UN report: Pollution causing more deaths than first 18 months of COVID-19 pandemic

Pollution is dumped into a waterway

Pollution contributes to more deaths around the world than COVID-19, according to a report released Tuesday by the United Nations.

In the report, UN Special Rapporteur David Boyd wrote that at least 9 million premature deaths are caused by pollution or environmental toxins, twice the death toll of the first 18 months of the COVID-19 pandemic. Altogether, the report puts the number of worldwide deaths from pollution-related diseases at one in six, more than 15 times the number of deaths from violence.

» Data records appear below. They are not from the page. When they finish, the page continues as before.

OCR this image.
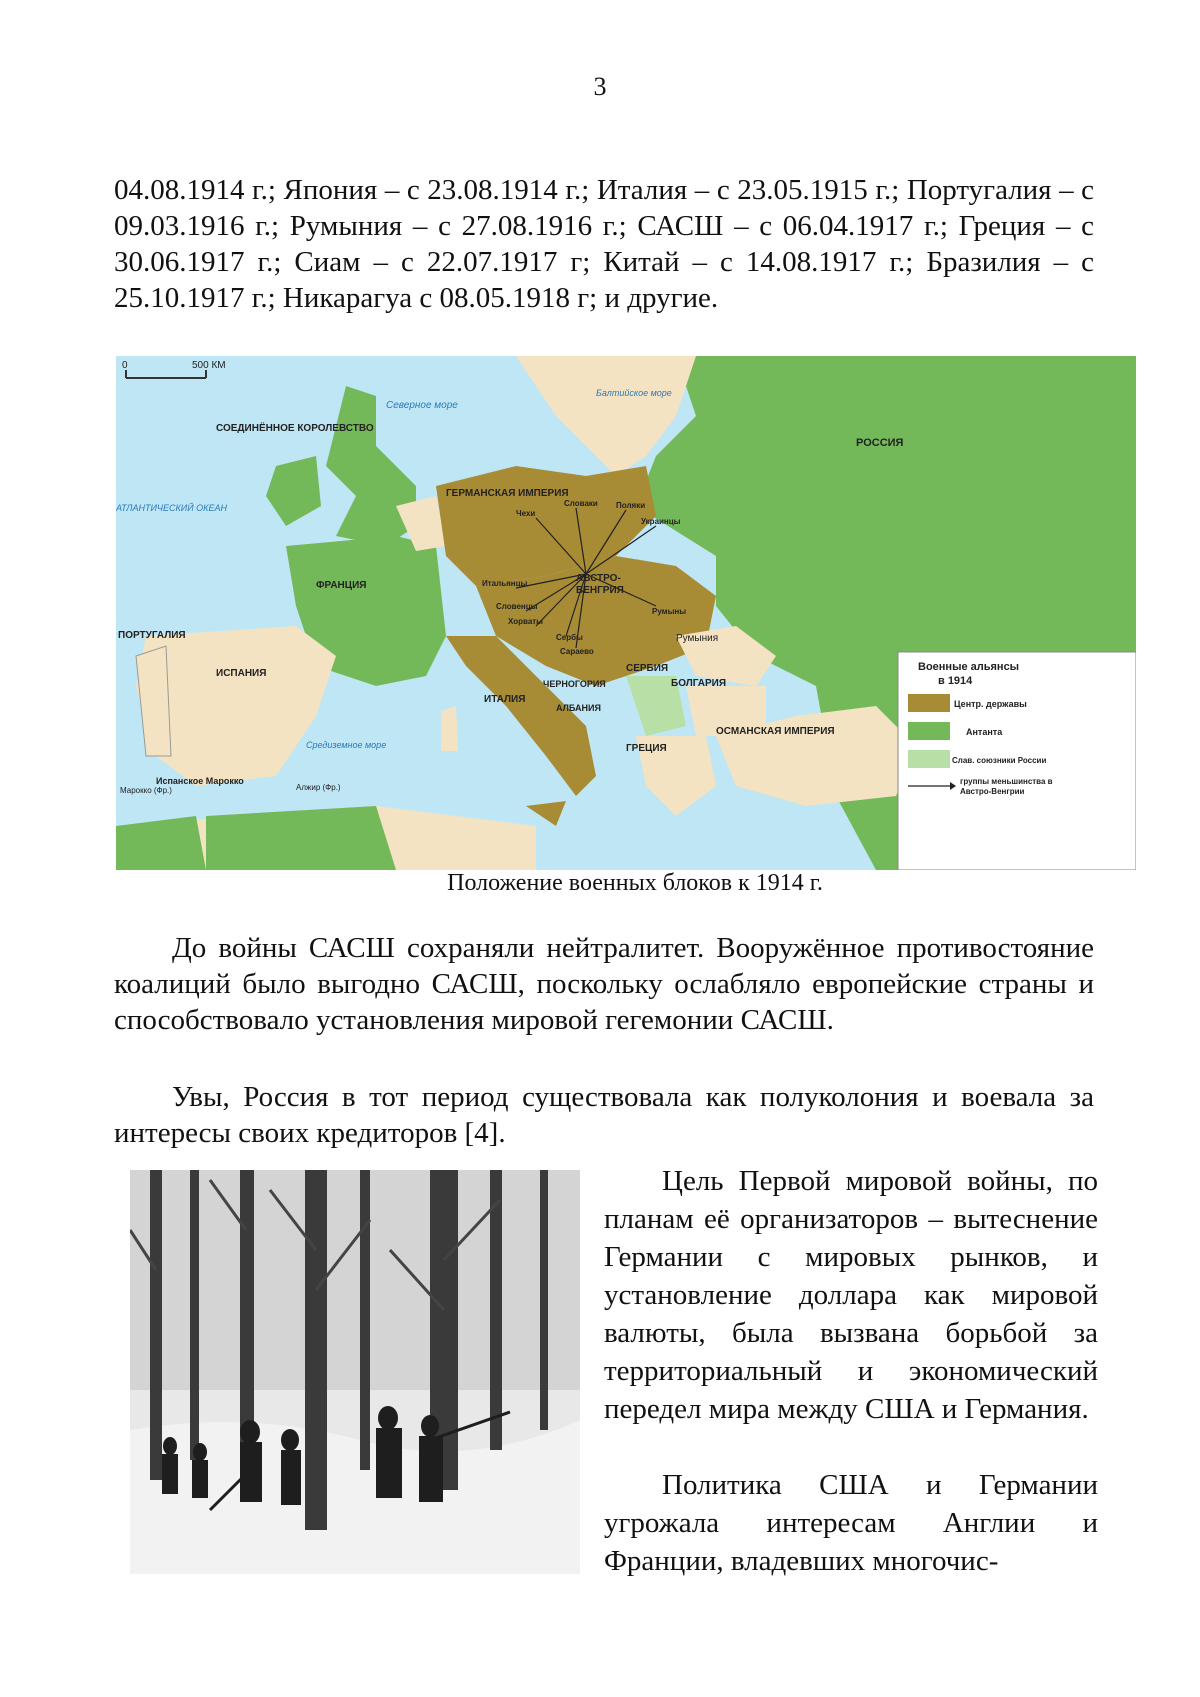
3

04.08.1914 г.; Япония – с 23.08.1914 г.; Италия – с 23.05.1915 г.; Португалия – с 09.03.1916 г.; Румыния – с 27.08.1916 г.; САСШ – с 06.04.1917 г.; Греция – с 30.06.1917 г.; Сиам – с 22.07.1917 г; Китай – с 14.08.1917 г.; Бразилия – с 25.10.1917 г.; Никарагуа с 08.05.1918 г; и другие.

0	500 КМ
СОЕДИНЁННОЕ КОРОЛЕВСТВО
Северное море
Балтийское море
РОССИЯ
АТЛАНТИЧЕСКИЙ ОКЕАН
ГЕРМАНСКАЯ ИМПЕРИЯ
ФРАНЦИЯ
АВСТРО-
ВЕНГРИЯ
ПОРТУГАЛИЯ
ИСПАНИЯ
ИТАЛИЯ
Средиземное море
Румыния
СЕРБИЯ
БОЛГАРИЯ
ЧЕРНОГОРИЯ
АЛБАНИЯ
ГРЕЦИЯ
ОСМАНСКАЯ ИМПЕРИЯ
Испанское Марокко
Марокко (Фр.)	Алжир (Фр.)
Чехи
Словаки Поляки
Украинцы
Итальянцы
Словенцы
Хорваты
Сербы
Сараево
Румыны
Военные альянсы
в 1914
Центр. державы
Антанта
Слав. союзники России
группы меньшинства в
Австро-Венгрии
Положение военных блоков к 1914 г.

До войны САСШ сохраняли нейтралитет. Вооружённое противостояние коалиций было выгодно САСШ, поскольку ослабляло европейские страны и способствовало установления мировой гегемонии САСШ.

Увы, Россия в тот период существовала как полуколония и воевала за интересы своих кредиторов [4].

Цель Первой мировой войны, по планам её организаторов – вытеснение Германии с мировых рынков, и установление доллара как мировой валюты, была вызвана борьбой за территориальный и экономический передел мира между США и Германия.

Политика США и Германии угрожала интересам Англии и Франции, владевших многочис-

The single biggest environmental contributor to premature deaths is air pollution, which the report estimates causes some 7 million deaths annually. Pollution-related deaths are overwhelmingly concentrated in low- and middle-income nations, which account for more than 90 percent of such deaths. Frontline workers are also at particular risk, with more than 750,000 dying per year to exposure to substances such as exhaust, asbestos and particulate matter.

Addressing these issues can be a challenge, Boyd wrote, because they stem from a combination of established and emerging threats. For example, lead exposure is still linked to some 1 million deaths a year, while further hazards are emerging in connection to per- and polyfluoroalkyl substances (PFAS), so-called “forever chemicals.”

However, the implications of the findings go beyond these pollutants’ impacts on individual people’s health, the report states. They are also interconnected with other environmental crises such as climate change and biodiversity loss.

“The chemical industry exacerbates the climate emergency by consuming more than 10 per cent of fossil fuels produced globally and emitting an estimated 3.3 billion tons of greenhouse gas emissions annually. Global warming contributes to the release and remobilization of hazardous pollutants from melting glaciers and thawing permafrost,” Boyd wrote. “Pollution and toxic substances are also one of the five main drivers of the catastrophic decline in biodiversity, with particularly negative impacts on pollinators, insects, freshwater and marine ecosystems (including coral reefs) and bird populations.”